There are some lines of research in the development of science that in all likelihood will not have a ‘breakthrough’ – a big rush of discovery. Instead, the discovery will be piecemeal; sometimes it will be discovery in very small pieces accumulating until a hypothesis is verified. Not all tracks like this are important, but many are. The specific research track in this case is called “DNA repair” – how damaged DNA is detected and repaired in living cells. The ‘small piece’ is an international study that tracks the behavior of proteins that do the repairing.
DNA in all living things is both complex and relatively fragile. DNA damage could be caused by many things including toxins, radiation, or a failure in molecular chemistry. If it happens in one cell, the damage may do nothing, or at worse cause the cell to die. If damage occurs in a reproductive cell (a zygote) it can be an inherited mutation; the consequences of which can go on for generations. Inherited mutations happen, of course, but not all that frequently. However, damage to DNA may be much more frequent. Fortunately Nature has ways of making repairs. How this is done is one of the more important questions in genetics.
Monitoring the strands of DNA with the 22,000 genes and millions of base pairs is a difficult task, as one of the study’s authors, Bennett Van Houten, put it:
“How this system works is an important unanswered question in this field. It has to be able to identify very small mistakes in a 3-dimensional morass of gene strands. It’s akin to spotting potholes on every street all over the country and getting them fixed before the next rush hour.”
The DNA repair workers are (so far as we know) protein molecules. For this study, two such proteins were selected: UvrA and UvrB, which have long been associated with DNA repair. The subject at hand with the DNA was the lab standard bacterium E. coli.
The key to the experiments was using quantum dots (nano-scale crystal semiconductors) that light up in different colors under excitation, to tag and observe the proteins at work. Under microscopic observations it was seen that the UvrA protein randomly jumps from one DNA molecule to the next, staying about 7 seconds before moving on. However, when UvrA formed a complex with two UvrB molecules (UvrAB), the search became more sophisticated and slower. The complex would slide along the DNA strand for as long as 40 seconds before moving to another molecule. Sometimes it was observed that the UvrAB motion would ‘pause,’ apparently checking for structural abnormalities that might indicate DNA damage.
One more aspect of the UvrAB movement was considered significant: If E. coli had only one UvrAB complex, it would take 13 hours to scan the genome in each cell. However, E. Coli doubles (splits into two cells) every 20 minutes, which implies that there are enough protein complexes to complete DNA correction inside that time – about 40 complexes would do the trick.

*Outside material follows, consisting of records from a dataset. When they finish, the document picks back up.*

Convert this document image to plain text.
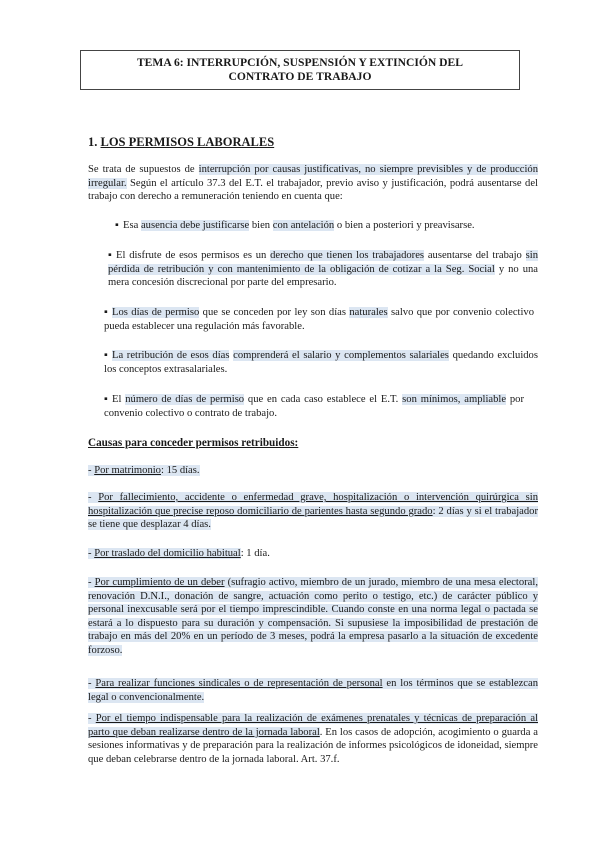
TEMA 6: INTERRUPCIÓN, SUSPENSIÓN Y EXTINCIÓN DEL
CONTRATO DE TRABAJO
1. LOS PERMISOS LABORALES

Se trata de supuestos de interrupción por causas justificativas, no siempre previsibles y de producción irregular. Según el artículo 37.3 del E.T. el trabajador, previo aviso y justificación, podrá ausentarse del trabajo con derecho a remuneración teniendo en cuenta que:

▪ Esa ausencia debe justificarse bien con antelación o bien a posteriori y preavisarse.
▪ El disfrute de esos permisos es un derecho que tienen los trabajadores ausentarse del trabajo sin pérdida de retribución y con mantenimiento de la obligación de cotizar a la Seg. Social y no una mera concesión discrecional por parte del empresario.
▪ Los días de permiso que se conceden por ley son días naturales salvo que por convenio colectivo pueda establecer una regulación más favorable.
▪ La retribución de esos días comprenderá el salario y complementos salariales quedando excluidos los conceptos extrasalariales.
▪ El número de días de permiso que en cada caso establece el E.T. son mínimos, ampliable por convenio colectivo o contrato de trabajo.
Causas para conceder permisos retribuidos:
- Por matrimonio: 15 días.
- Por fallecimiento, accidente o enfermedad grave, hospitalización o intervención quirúrgica sin hospitalización que precise reposo domiciliario de parientes hasta segundo grado: 2 días y si el trabajador se tiene que desplazar 4 días.
- Por traslado del domicilio habitual: 1 día.
- Por cumplimiento de un deber (sufragio activo, miembro de un jurado, miembro de una mesa electoral, renovación D.N.I., donación de sangre, actuación como perito o testigo, etc.) de carácter público y personal inexcusable será por el tiempo imprescindible. Cuando conste en una norma legal o pactada se estará a lo dispuesto para su duración y compensación. Si supusiese la imposibilidad de prestación de trabajo en más del 20% en un período de 3 meses, podrá la empresa pasarlo a la situación de excedente forzoso.
- Para realizar funciones sindicales o de representación de personal en los términos que se establezcan legal o convencionalmente.
- Por el tiempo indispensable para la realización de exámenes prenatales y técnicas de preparación al parto que deban realizarse dentro de la jornada laboral. En los casos de adopción, acogimiento o guarda a sesiones informativas y de preparación para la realización de informes psicológicos de idoneidad, siempre que deban celebrarse dentro de la jornada laboral. Art. 37.f.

Much can be learned from direct observation, however, it’s a little like watching an animal in the forest pause by a series of trees. You can see the animal doing it, but don’t know why.
It’s assumed the protein complex is analyzing, but the mechanism of analysis is unknown. It’s also unknown if the UvrAB complex (or similar complex) actually does the repair, or if it signals for some other protein complex(es) to make the repair.
This study has opened a view on the live action of the repair protein, it’s a tool that contributes to the knowledge of the repair patterns. Now the questions about the physical and chemical activity at the molecular level become paramount to answer more questions – more pieces of the research track.